Stop Putting Sick Children
in Jail: Congressional Investigative Report Released; NAMI Testimony Calls for
End to National Scandal
Press Release Source: NAMI
Wednesday July 7, 10:00 am ET
ARLINGTON, Va., July 7 /PRNewswire/ -- NAMI (National Alliance for the Mentally
Ill) today condemned state and local governments that warehouse children and
adolescents with mental illnesses in the juvenile justice system, simply because
adequate treatment and services in their communities are unavailable.
"We are spending money in all the wrong places," declared NAMI Maine
executive director Carol Carothers, testifying on behalf of the national organization
before a hearing of the U.S. Senate Governmental Affairs Committee on a special
Congressional investigative report on the scandal.
NAMI's full testimony is available on-line at http://www.nami.org/kidsjails.
"Youth with mental illnesses are being held in juvenile detention for the sole purpose of awaiting mental health treatment. It is hard to imagine a worse place to house a child. Surely we would not dream of placing a child with another serious illness, like cancer, in a juvenile detention center to await a hospital bed or community-based system."
In Maine, Carothers noted, 10-year-old children may be housed with 20- year-olds, where they are vulnerable to physical or sexual assaults.

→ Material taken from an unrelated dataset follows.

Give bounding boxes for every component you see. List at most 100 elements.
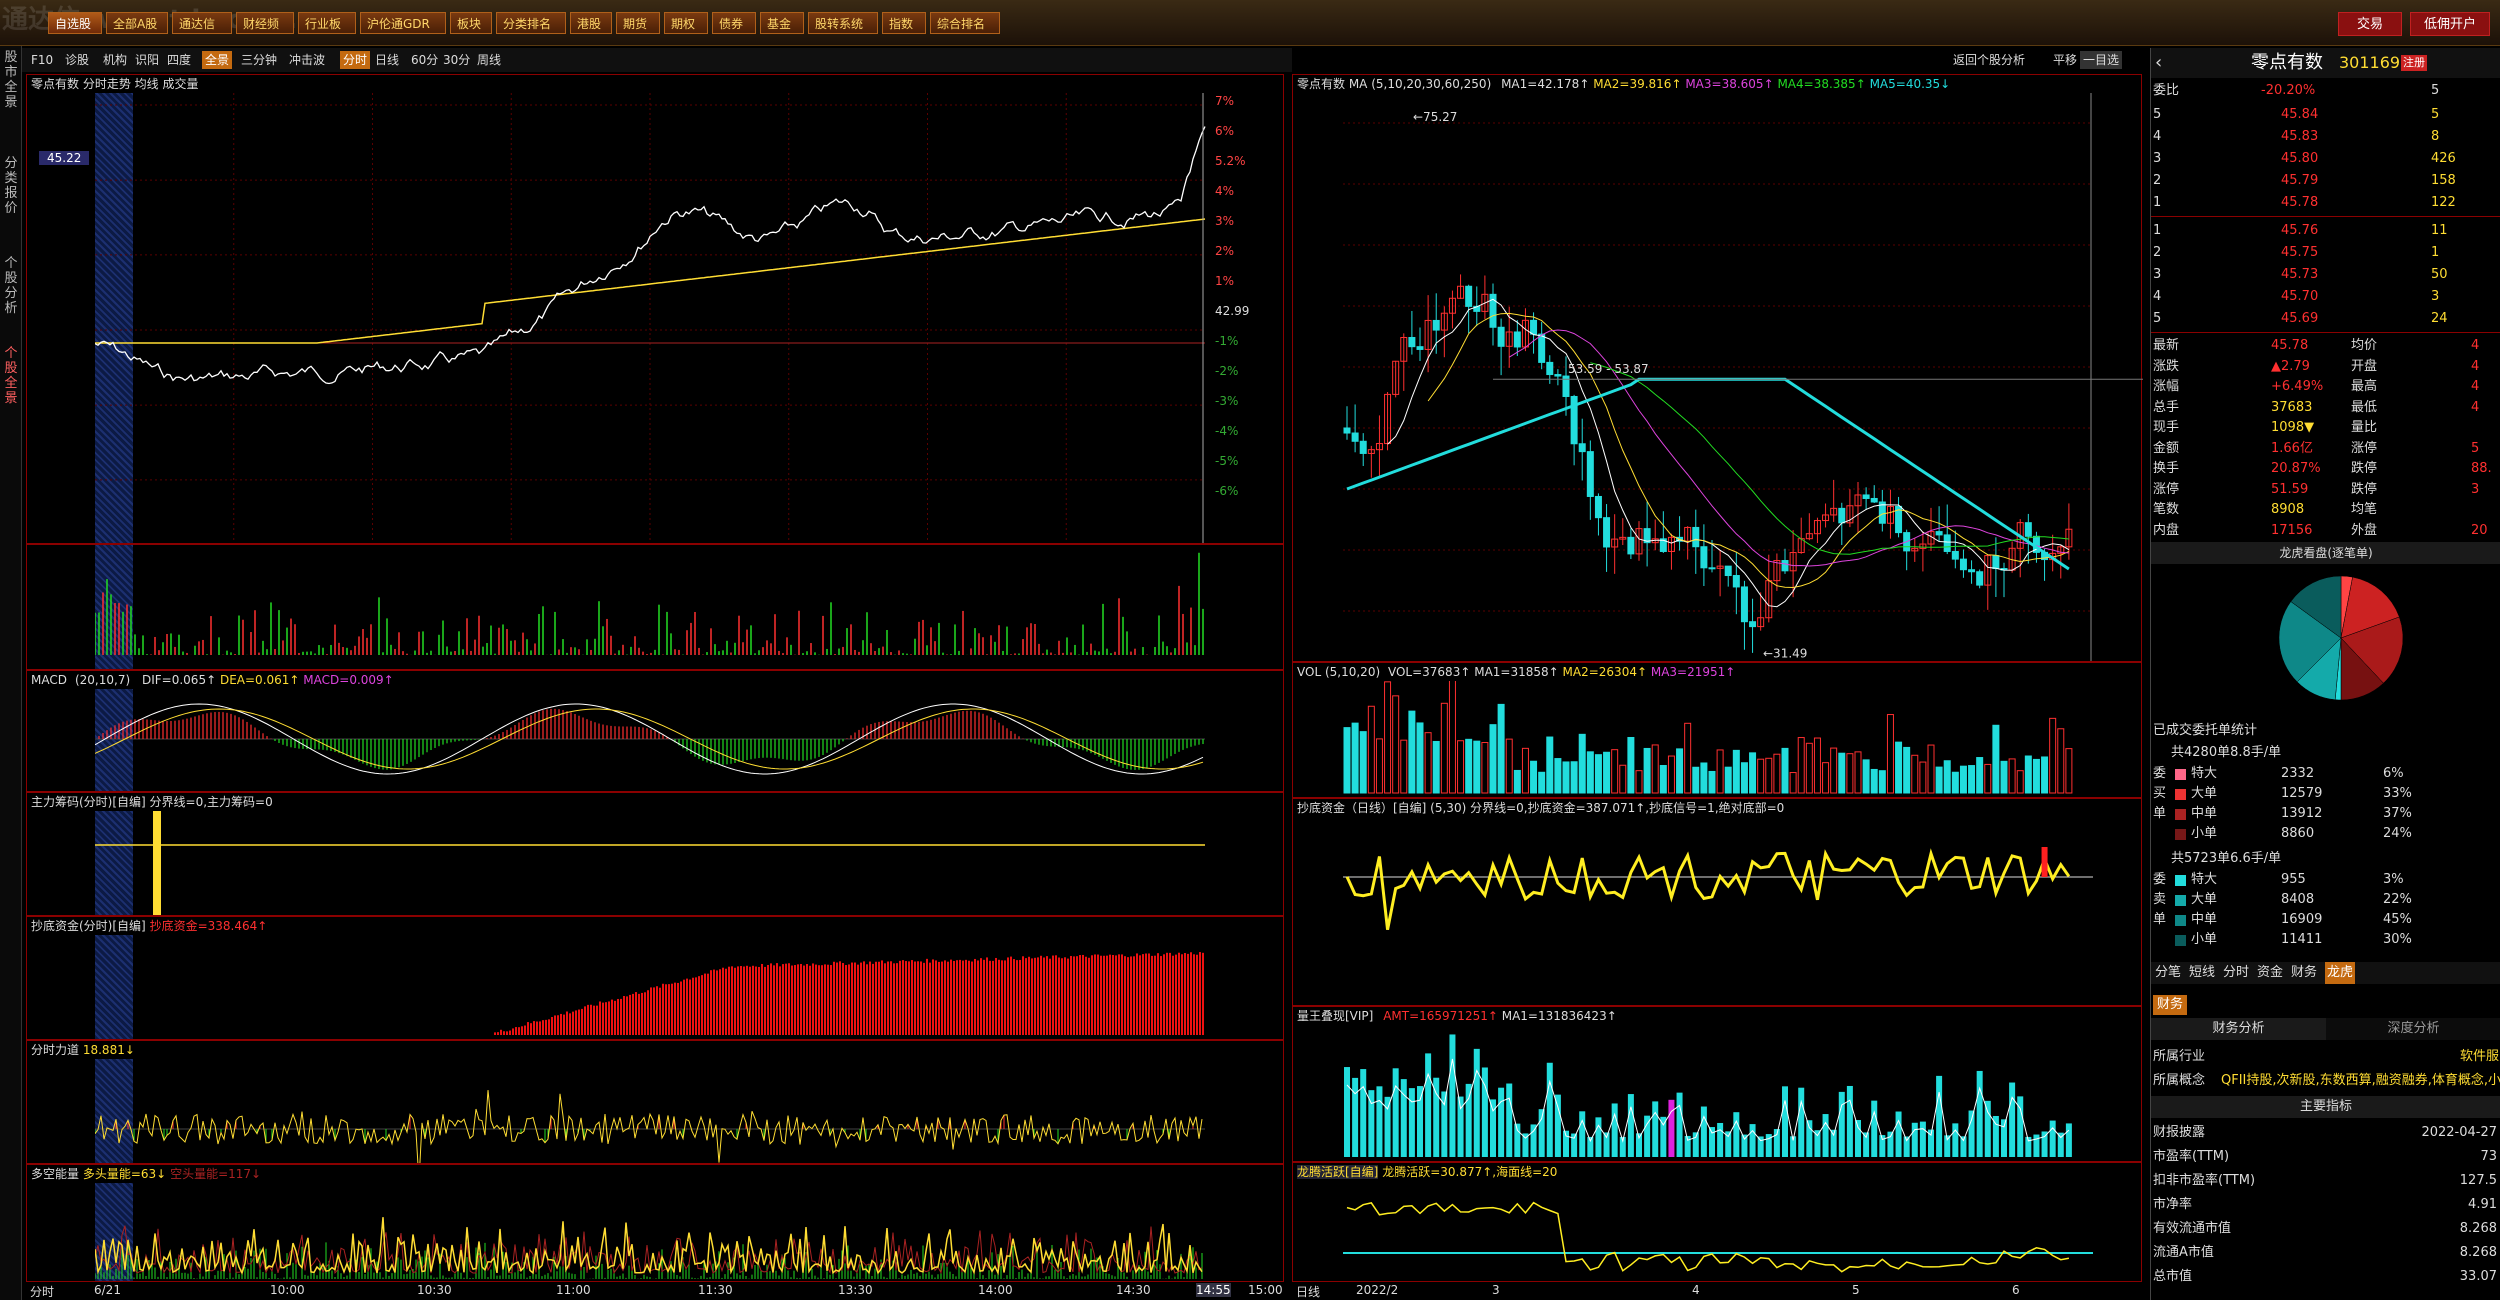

Keeping children in the community, however, leads to better outcomes and saves taxpayer dollars: $30,000 to provide intensive in-home services for a family for one year, compared to $80,000 to lock a child in a detention center.
In criminal justice settings, symptoms of mental illnesses are misinterpreted as disobedience, defiance, or threats. Well-meaning, but poorly-trained corrections officers respond with anger, discipline or force. Minor incidents escalate. Risks of harm increase. Many techniques used in correctional settings -- like prolonged isolation and restraints -- actually worsen symptoms, leading to greater acting out and self-harm, through self- mutilation or suicide.
The Congressional investigative report documents "a national crisis," Carothers said resulting in part from reduction or elimination of mental health services as states struggle to balance budgets. However, money cut from such services is not saved. "Instead it will be shifted to corrections budgets, a waste of the taxpayer's money."
Carothers was one of 10 persons nationwide recently honored with a $120,000 award from the Robert Wood Johnson Community Health Leadership Program for her efforts to reform the mental health and criminal justice systems in Maine.